Les faits : le 23 novembre 2012, un groupe des “combattants congolais”, "voyous et bandits", selon les termes du Président de la cour, se sont présentés, à 6 heures du matin, au domicile du colonel Jean-Paul Epenge, "pour lui faire la peau", disaient-ils, car en étant membre du M23, ce dernier défendait la cause des Tutsi et, par ricochet, le Rwanda, qui est diabolisé par la mouvance dite “des combattants”.

Le volet du dossier pris en compte pour ce procès était la procédure concernant monsieur Kadisha Katutu Papy.
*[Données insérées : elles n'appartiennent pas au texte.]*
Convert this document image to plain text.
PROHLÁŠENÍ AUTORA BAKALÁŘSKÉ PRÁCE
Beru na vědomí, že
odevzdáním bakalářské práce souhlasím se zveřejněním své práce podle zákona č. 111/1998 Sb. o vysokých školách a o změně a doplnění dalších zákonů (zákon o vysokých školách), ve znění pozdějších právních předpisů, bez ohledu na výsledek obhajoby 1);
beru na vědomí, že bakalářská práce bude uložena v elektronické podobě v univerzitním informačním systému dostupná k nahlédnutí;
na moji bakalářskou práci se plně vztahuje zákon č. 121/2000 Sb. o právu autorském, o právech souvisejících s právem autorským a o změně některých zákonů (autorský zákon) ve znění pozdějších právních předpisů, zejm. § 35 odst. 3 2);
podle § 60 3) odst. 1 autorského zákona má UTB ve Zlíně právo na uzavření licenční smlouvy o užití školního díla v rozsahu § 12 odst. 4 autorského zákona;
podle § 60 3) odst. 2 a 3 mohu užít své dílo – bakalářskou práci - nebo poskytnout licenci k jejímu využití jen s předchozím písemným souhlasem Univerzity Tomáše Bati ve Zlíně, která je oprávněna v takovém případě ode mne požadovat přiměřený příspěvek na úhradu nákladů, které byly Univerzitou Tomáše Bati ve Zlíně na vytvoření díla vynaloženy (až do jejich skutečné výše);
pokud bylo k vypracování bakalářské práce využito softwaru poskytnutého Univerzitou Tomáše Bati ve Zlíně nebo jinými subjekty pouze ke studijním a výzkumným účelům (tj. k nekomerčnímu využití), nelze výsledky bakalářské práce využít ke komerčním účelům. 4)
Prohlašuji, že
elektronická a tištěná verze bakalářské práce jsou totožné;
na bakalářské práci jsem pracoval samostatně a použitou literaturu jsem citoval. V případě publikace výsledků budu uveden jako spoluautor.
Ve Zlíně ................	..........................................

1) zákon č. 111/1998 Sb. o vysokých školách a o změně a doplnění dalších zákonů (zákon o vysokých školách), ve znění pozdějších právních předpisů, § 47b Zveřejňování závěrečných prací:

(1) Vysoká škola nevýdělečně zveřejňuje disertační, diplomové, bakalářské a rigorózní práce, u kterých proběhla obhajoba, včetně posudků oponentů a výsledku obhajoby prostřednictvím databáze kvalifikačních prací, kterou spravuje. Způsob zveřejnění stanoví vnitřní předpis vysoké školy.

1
Le Procureur de la République reproche à ce “combattant” d’avoir le 23 novembre 2012 sur le territoire français, et depuis temps non couvert par la prescription, communiqué ou divulgué une fausse information dans le but de faire croire à un sinistre et de nature à provoquer l’intervention inutile des secours, en l’espèce, en appelant les fonctionnaires de police puis les sapeurs pompiers et en leur faisant croire qu’une personne ne repondait pas aux appels à l’interieur d’un appartement dans le seul but de leur faire ouvrir la porte dudit appartement. Faits réprimés par l’article 332-14, article 322-15 1,2,3,5,6 du Code Pénal.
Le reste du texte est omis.